Every NCC with modality converted PT image was higher than that with simply downscaled PT image. Even though simple downscale method led to high NCC, the proposed method further improved it because the conversion model was optimized with S2. NCCs of the other two datasets were also improved and achieved more than 0.9 using the conversion model. Although we could not visually confirm the effectiveness of the proposed method, histogram or spatial distribution of pixel value was similar to that of the US image. From these results, we can expect that the proposed method will be able to produce the better registration than the simple downscale method.

4 Conclusions

To conduct the image registration with ultrasonic image, we proposed a CNN-based modality conversion method for pathological image.
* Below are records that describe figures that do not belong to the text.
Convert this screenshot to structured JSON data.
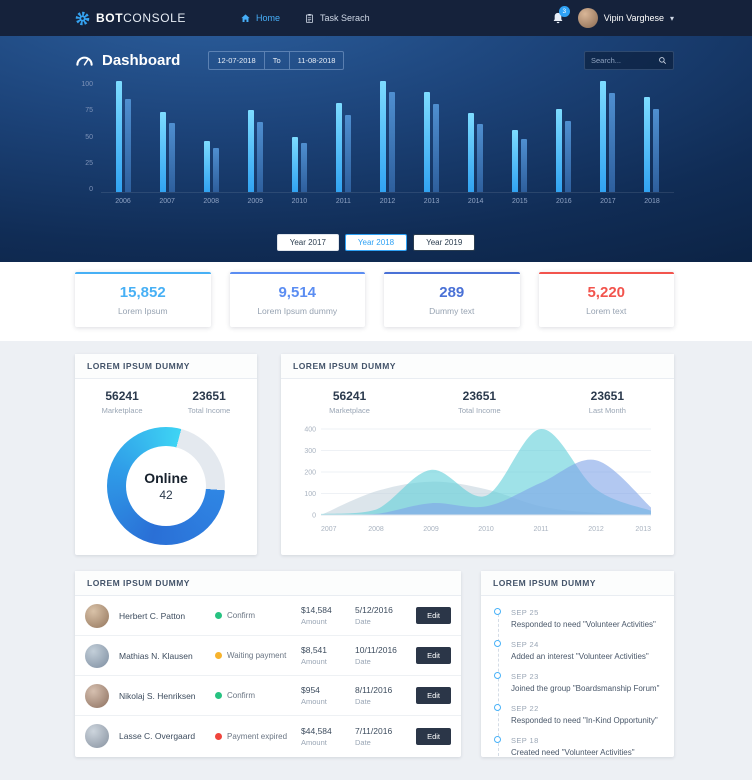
{
  "navbar": {
    "logo_bold": "BOT",
    "logo_light": "CONSOLE",
    "items": [
      {
        "label": "Home"
      },
      {
        "label": "Task Serach"
      }
    ],
    "notification_count": "3",
    "user_name": "Vipin Varghese",
    "caret": "▾"
  },
  "hero": {
    "title": "Dashboard",
    "date_from": "12-07-2018",
    "date_to_label": "To",
    "date_to": "11-08-2018",
    "search_placeholder": "Search...",
    "year_buttons": [
      {
        "label": "Year 2017"
      },
      {
        "label": "Year 2018"
      },
      {
        "label": "Year 2019"
      }
    ]
  },
  "stats_cards": [
    {
      "value": "15,852",
      "label": "Lorem Ipsum",
      "color": "#47b0f5"
    },
    {
      "value": "9,514",
      "label": "Lorem Ipsum dummy",
      "color": "#5b8df2"
    },
    {
      "value": "289",
      "label": "Dummy text",
      "color": "#4a71d6"
    },
    {
      "value": "5,220",
      "label": "Lorem text",
      "color": "#f2544d"
    }
  ],
  "donut_card": {
    "title": "LOREM IPSUM DUMMY",
    "stats": [
      {
        "value": "56241",
        "label": "Marketplace"
      },
      {
        "value": "23651",
        "label": "Total Income"
      }
    ]
  },
  "area_card": {
    "title": "LOREM IPSUM DUMMY",
    "stats": [
      {
        "value": "56241",
        "label": "Marketplace"
      },
      {
        "value": "23651",
        "label": "Total Income"
      },
      {
        "value": "23651",
        "label": "Last Month"
      }
    ]
  },
  "transactions": {
    "title": "LOREM IPSUM DUMMY",
    "amount_label": "Amount",
    "date_label": "Date",
    "rows": [
      {
        "name": "Herbert C. Patton",
        "status": "Confirm",
        "status_color": "#26c281",
        "amount": "$14,584",
        "date": "5/12/2016",
        "action": "Edit"
      },
      {
        "name": "Mathias N. Klausen",
        "status": "Waiting payment",
        "status_color": "#f7b32d",
        "amount": "$8,541",
        "date": "10/11/2016",
        "action": "Edit"
      },
      {
        "name": "Nikolaj S. Henriksen",
        "status": "Confirm",
        "status_color": "#26c281",
        "amount": "$954",
        "date": "8/11/2016",
        "action": "Edit"
      },
      {
        "name": "Lasse C. Overgaard",
        "status": "Payment expired",
        "status_color": "#f0453c",
        "amount": "$44,584",
        "date": "7/11/2016",
        "action": "Edit"
      }
    ]
  },
  "timeline": {
    "title": "LOREM IPSUM DUMMY",
    "items": [
      {
        "date": "SEP 25",
        "text": "Responded to need \"Volunteer Activities\""
      },
      {
        "date": "SEP 24",
        "text": "Added an interest \"Volunteer Activities\""
      },
      {
        "date": "SEP 23",
        "text": "Joined the group \"Boardsmanship Forum\""
      },
      {
        "date": "SEP 22",
        "text": "Responded to need \"In-Kind Opportunity\""
      },
      {
        "date": "SEP 18",
        "text": "Created need \"Volunteer Activities\""
      }
    ]
  },
  "chart_data": [
    {
      "id": "hero-bar-chart",
      "type": "bar",
      "title": "",
      "categories": [
        "2006",
        "2007",
        "2008",
        "2009",
        "2010",
        "2011",
        "2012",
        "2013",
        "2014",
        "2015",
        "2016",
        "2017",
        "2018"
      ],
      "series": [
        {
          "name": "series-1",
          "colors": [
            "#7ddcff",
            "#31a3f2"
          ],
          "values": [
            100,
            72,
            46,
            74,
            50,
            80,
            100,
            90,
            71,
            56,
            75,
            100,
            86
          ]
        },
        {
          "name": "series-2",
          "colors": [
            "#4f8fd0",
            "#2e5f9d"
          ],
          "values": [
            84,
            62,
            40,
            63,
            44,
            69,
            90,
            79,
            61,
            48,
            64,
            89,
            75
          ]
        }
      ],
      "ylim": [
        0,
        100
      ],
      "yticks": [
        0,
        25,
        50,
        75,
        100
      ],
      "legend": false,
      "grid": false
    },
    {
      "id": "online-donut",
      "type": "pie",
      "labels": [
        "Online",
        "Remaining"
      ],
      "values": [
        78,
        22
      ],
      "center_title": "Online",
      "center_value": "42",
      "ring_gradient": [
        "#2f86e4",
        "#2a6fd6",
        "#2f9ce8",
        "#3ed4f4"
      ],
      "track_color": "#e4e9ef"
    },
    {
      "id": "income-area-chart",
      "type": "area",
      "x": [
        "2007",
        "2008",
        "2009",
        "2010",
        "2011",
        "2012",
        "2013"
      ],
      "series": [
        {
          "name": "series-1",
          "color": "#c5d3de",
          "values": [
            0,
            110,
            155,
            120,
            40,
            10,
            0
          ]
        },
        {
          "name": "series-2",
          "color": "#5fced8",
          "values": [
            5,
            25,
            210,
            90,
            400,
            120,
            20
          ]
        },
        {
          "name": "series-3",
          "color": "#7fa3e8",
          "values": [
            0,
            5,
            55,
            40,
            150,
            255,
            35
          ]
        }
      ],
      "ylim": [
        0,
        400
      ],
      "yticks": [
        0,
        100,
        200,
        300,
        400
      ],
      "legend": false,
      "grid": true
    }
  ]
}
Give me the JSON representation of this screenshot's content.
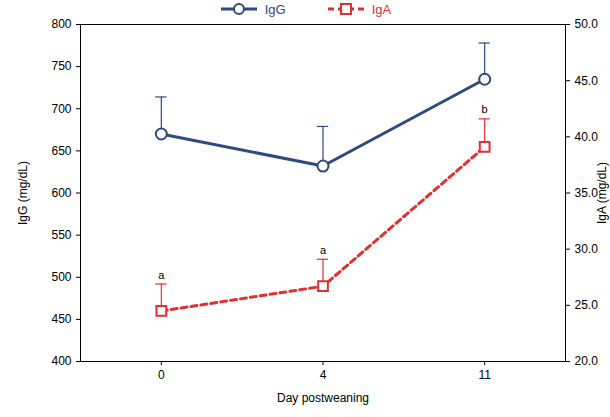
{
  "chart_data": {
    "type": "line",
    "categories": [
      "0",
      "4",
      "11"
    ],
    "x_label": "Day postweaning",
    "y_label": "IgG (mg/dL)",
    "y2_label": "IgA (mg/dL)",
    "ylim": [
      400,
      800
    ],
    "yticks": [
      400,
      450,
      500,
      550,
      600,
      650,
      700,
      750,
      800
    ],
    "y2lim": [
      20,
      50
    ],
    "y2ticks": [
      {
        "value": 20,
        "label": "20.0"
      },
      {
        "value": 25,
        "label": "25.0"
      },
      {
        "value": 30,
        "label": "30.0"
      },
      {
        "value": 35,
        "label": "35.0"
      },
      {
        "value": 40,
        "label": "40.0"
      },
      {
        "value": 45,
        "label": "45.0"
      },
      {
        "value": 50,
        "label": "50.0"
      }
    ],
    "legend": "top",
    "series": [
      {
        "name": "IgG",
        "color": "#2e4a7e",
        "values": [
          670,
          632,
          735
        ],
        "errors": [
          44,
          47,
          43
        ],
        "marker": "circle",
        "line_style": "solid",
        "axis": "y"
      },
      {
        "name": "IgA",
        "color": "#e03131",
        "values": [
          24.5,
          26.7,
          39.1
        ],
        "errors": [
          2.4,
          2.4,
          2.5
        ],
        "annotations": [
          "a",
          "a",
          "b"
        ],
        "marker": "square",
        "line_style": "dashed",
        "axis": "y2"
      }
    ]
  }
}
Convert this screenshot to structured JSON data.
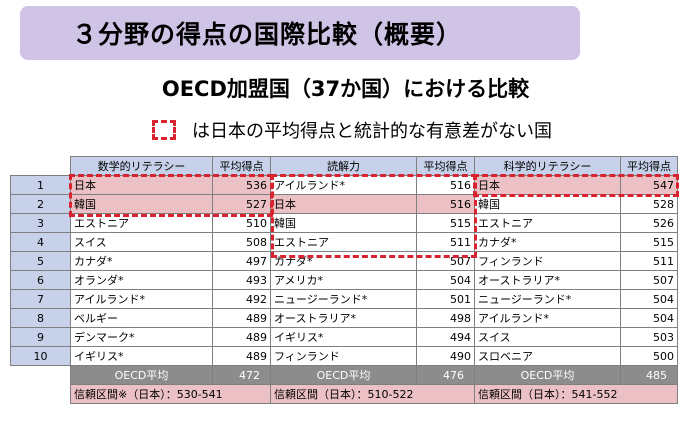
{
  "title": "３分野の得点の国際比較（概要）",
  "subtitle": "OECD加盟国（37か国）における比較",
  "legend_text": "は日本の平均得点と統計的な有意差がない国",
  "tables": {
    "math": {
      "header": "数学的リテラシー",
      "score_header": "平均得点"
    },
    "reading": {
      "header": "読解力",
      "score_header": "平均得点"
    },
    "science": {
      "header": "科学的リテラシー",
      "score_header": "平均得点"
    }
  },
  "rows": [
    {
      "rank": "1",
      "math": {
        "country": "日本",
        "score": "536"
      },
      "reading": {
        "country": "アイルランド*",
        "score": "516"
      },
      "science": {
        "country": "日本",
        "score": "547"
      }
    },
    {
      "rank": "2",
      "math": {
        "country": "韓国",
        "score": "527"
      },
      "reading": {
        "country": "日本",
        "score": "516"
      },
      "science": {
        "country": "韓国",
        "score": "528"
      }
    },
    {
      "rank": "3",
      "math": {
        "country": "エストニア",
        "score": "510"
      },
      "reading": {
        "country": "韓国",
        "score": "515"
      },
      "science": {
        "country": "エストニア",
        "score": "526"
      }
    },
    {
      "rank": "4",
      "math": {
        "country": "スイス",
        "score": "508"
      },
      "reading": {
        "country": "エストニア",
        "score": "511"
      },
      "science": {
        "country": "カナダ*",
        "score": "515"
      }
    },
    {
      "rank": "5",
      "math": {
        "country": "カナダ*",
        "score": "497"
      },
      "reading": {
        "country": "カナダ*",
        "score": "507"
      },
      "science": {
        "country": "フィンランド",
        "score": "511"
      }
    },
    {
      "rank": "6",
      "math": {
        "country": "オランダ*",
        "score": "493"
      },
      "reading": {
        "country": "アメリカ*",
        "score": "504"
      },
      "science": {
        "country": "オーストラリア*",
        "score": "507"
      }
    },
    {
      "rank": "7",
      "math": {
        "country": "アイルランド*",
        "score": "492"
      },
      "reading": {
        "country": "ニュージーランド*",
        "score": "501"
      },
      "science": {
        "country": "ニュージーランド*",
        "score": "504"
      }
    },
    {
      "rank": "8",
      "math": {
        "country": "ベルギー",
        "score": "489"
      },
      "reading": {
        "country": "オーストラリア*",
        "score": "498"
      },
      "science": {
        "country": "アイルランド*",
        "score": "504"
      }
    },
    {
      "rank": "9",
      "math": {
        "country": "デンマーク*",
        "score": "489"
      },
      "reading": {
        "country": "イギリス*",
        "score": "494"
      },
      "science": {
        "country": "スイス",
        "score": "503"
      }
    },
    {
      "rank": "10",
      "math": {
        "country": "イギリス*",
        "score": "489"
      },
      "reading": {
        "country": "フィンランド",
        "score": "490"
      },
      "science": {
        "country": "スロベニア",
        "score": "500"
      }
    }
  ],
  "average": {
    "label": "OECD平均",
    "math": "472",
    "reading": "476",
    "science": "485"
  },
  "confidence": {
    "math": "信頼区間※（日本）：530-541",
    "reading": "信頼区間（日本）：510-522",
    "science": "信頼区間（日本）：541-552"
  },
  "highlight_color": "#d9232f",
  "title_bg": "#cfc4e6"
}
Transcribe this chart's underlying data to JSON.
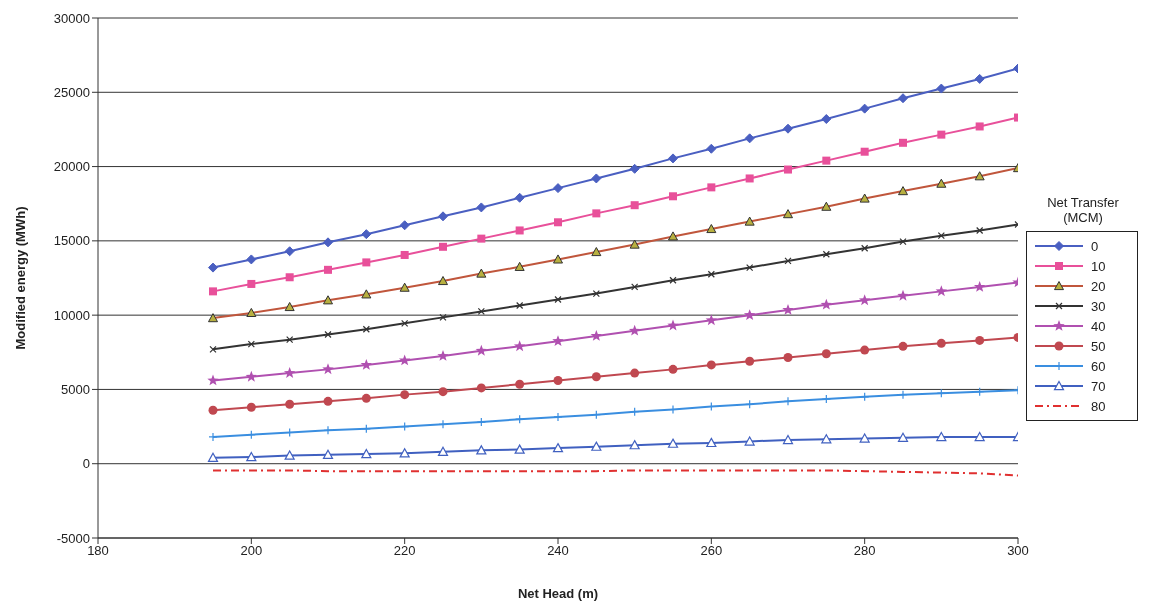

From visual assessment, converted pathological images were similar to the ultrasonic image compared with the simply downscaled pathological image. Therefore, we will be able to obtain the highly accurate registration result without additional intelligent and/or complicated registration method. We found that the registration results were successfully obtained using classical similarity measure. For future work, we would like to increase the various image datasets because the CNN can not estimate acceptable US signal from unseen image pattern. Quantitative assessment of the image registration and comparison with the landmark-based registration method will be also conducted. In addition, because pathological specimen might be locally deformed in the staining process, a non-rigid registration method would be introduced.